Garlock was unable to provide the trial court with any legitimate excuse as to why it did not answer petitioners’ request for admissions within the temporal confines of Rule 2-424 (b). Affidavits were filed by Garlock’s counsel that suggested that its failure to respond was due to an oversight by both a paralegal who had the task of monitoring new filings in the eFiling system and the supervising attorney of that paralegal. In its memorandum in support of its motion to withdraw or amend its admissions, Garlock further casts some of the blame on the “blizzard of electronic filings” that the eFiling system has effected. We are not prepared at this time to find that a court has committed an abuse of its broad discretion in denying a party’s motion to withdraw or amend its admissions where that party’s only excuse as to why it did not timely respond to a request for admissions amounts to a plea that, because the particular attorney or firm has undertaken a large number of clients or cases, he or it cannot adequately control or oversee the proper responses to pleadings.

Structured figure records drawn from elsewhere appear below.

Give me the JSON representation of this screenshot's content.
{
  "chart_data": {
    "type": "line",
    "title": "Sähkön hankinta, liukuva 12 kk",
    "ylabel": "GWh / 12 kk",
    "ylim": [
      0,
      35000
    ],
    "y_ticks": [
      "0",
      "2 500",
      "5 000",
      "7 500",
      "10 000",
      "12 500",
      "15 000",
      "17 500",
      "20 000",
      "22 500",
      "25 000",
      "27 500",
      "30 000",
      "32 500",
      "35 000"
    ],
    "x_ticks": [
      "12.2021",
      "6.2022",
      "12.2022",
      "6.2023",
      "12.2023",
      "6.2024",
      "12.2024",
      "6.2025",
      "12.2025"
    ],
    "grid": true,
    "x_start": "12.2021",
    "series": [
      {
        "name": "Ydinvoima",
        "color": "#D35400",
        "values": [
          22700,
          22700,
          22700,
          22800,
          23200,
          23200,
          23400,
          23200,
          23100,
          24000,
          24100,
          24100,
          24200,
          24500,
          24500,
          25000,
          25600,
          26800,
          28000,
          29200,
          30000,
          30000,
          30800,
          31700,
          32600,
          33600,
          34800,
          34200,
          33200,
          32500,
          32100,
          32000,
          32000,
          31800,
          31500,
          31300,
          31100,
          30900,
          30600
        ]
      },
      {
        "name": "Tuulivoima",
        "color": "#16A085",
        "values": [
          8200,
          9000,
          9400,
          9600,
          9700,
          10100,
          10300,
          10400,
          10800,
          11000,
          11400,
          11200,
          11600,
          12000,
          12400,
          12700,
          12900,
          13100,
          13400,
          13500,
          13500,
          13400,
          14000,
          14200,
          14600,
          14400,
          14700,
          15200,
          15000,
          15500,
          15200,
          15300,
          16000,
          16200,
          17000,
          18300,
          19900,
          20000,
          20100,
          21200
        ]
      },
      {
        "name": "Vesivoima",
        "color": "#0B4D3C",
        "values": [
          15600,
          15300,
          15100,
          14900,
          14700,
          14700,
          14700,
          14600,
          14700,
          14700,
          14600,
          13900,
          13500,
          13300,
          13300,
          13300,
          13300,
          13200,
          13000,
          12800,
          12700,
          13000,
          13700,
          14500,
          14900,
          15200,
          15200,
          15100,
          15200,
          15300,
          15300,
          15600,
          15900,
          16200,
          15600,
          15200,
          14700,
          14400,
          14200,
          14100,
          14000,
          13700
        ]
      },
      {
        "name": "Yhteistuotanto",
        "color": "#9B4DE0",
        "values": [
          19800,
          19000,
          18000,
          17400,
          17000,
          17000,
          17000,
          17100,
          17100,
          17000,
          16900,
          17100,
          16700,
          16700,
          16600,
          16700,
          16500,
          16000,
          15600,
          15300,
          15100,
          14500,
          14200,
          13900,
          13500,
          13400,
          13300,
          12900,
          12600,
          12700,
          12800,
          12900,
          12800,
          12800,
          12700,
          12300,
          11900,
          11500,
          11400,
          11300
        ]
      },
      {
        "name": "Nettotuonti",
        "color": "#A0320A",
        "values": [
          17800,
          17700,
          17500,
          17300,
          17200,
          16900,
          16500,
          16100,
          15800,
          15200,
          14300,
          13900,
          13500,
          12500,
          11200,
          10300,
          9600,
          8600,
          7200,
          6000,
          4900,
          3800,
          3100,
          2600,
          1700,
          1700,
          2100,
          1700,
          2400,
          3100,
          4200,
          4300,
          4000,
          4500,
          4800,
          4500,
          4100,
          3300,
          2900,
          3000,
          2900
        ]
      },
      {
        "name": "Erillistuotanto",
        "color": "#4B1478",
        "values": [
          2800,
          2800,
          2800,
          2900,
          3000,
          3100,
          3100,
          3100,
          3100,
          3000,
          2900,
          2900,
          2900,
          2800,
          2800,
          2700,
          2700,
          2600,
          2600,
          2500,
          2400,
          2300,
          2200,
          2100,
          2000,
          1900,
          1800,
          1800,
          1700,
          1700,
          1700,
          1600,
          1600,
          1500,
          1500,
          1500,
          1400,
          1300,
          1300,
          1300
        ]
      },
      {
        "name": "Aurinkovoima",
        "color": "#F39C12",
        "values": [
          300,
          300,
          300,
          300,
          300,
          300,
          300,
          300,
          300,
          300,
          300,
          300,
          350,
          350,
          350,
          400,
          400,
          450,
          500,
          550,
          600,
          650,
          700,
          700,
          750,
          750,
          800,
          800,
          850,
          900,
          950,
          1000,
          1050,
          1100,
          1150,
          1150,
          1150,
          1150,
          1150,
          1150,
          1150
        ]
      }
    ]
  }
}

Attorneys are required not to undertake representations unless they can adequately monitor the pleadings. This is no less so in asbestos litigation.

Comment:  It is certainly true that there is a blizzard of electronic filings in an asbestos case in the Circuit Court for Baltimore City.  There could easily be 3000-4000 electronic filings for any particular trial cluster between the time it becomes active to the date of trial, depending on the number of defendants.  Probably at least half of that email is generated in the last 4 months before trial.  At certain deadlines, there might be a new email every five minutes all day for a particular trial cluster.  A frequently sued defendant like Garlock may be involved in 12 trial clusters per year.  The argument based on the blizzard of electronic filings, in fairness, cannot be dismissed so easily.  There ought to be some sort of electronic coding or flagging of pleadings that are directed to a specific party. 

Another point is that the asbestos litigation in the Circuit Court for Baltimore City is still subject to the venerable "Case Management Order No. 1", which was signed way back in 1987.  Under that Case Management Order,  the time to respond to defendant-specific requests for admissions was enlarged from 30 days to 60 days.  The Court of Appeals doesn't mention the 60 day time period to respond, so maybe that portion of the Case Management Order has been amended at some point over the years (but I don't think so).

Anyway, assuming a 60 day period to respond, plus three extra days for service, here is how the chronology looked:

April 5, 2002 -- Requests for Admissions served.

Friday, June 7, 2002 -- Responses to requests for admissions due.

June 11, 2002 -- A couple of other defendants moved to withdraw or amend their deemed admissions, which motion was later granted by the trial court.

June 17, 2002 -- Garlock's motion to withdraw or amend deemed admissions filed.

June 24, 2003 -- Garlock's motion denied.

June 26, 2002 -- Start of trial.

In sum, the defendant here was only 10 days late in responding to the requests for admissions, which puts the plaintiff's claims of prejudice in a little better perspective.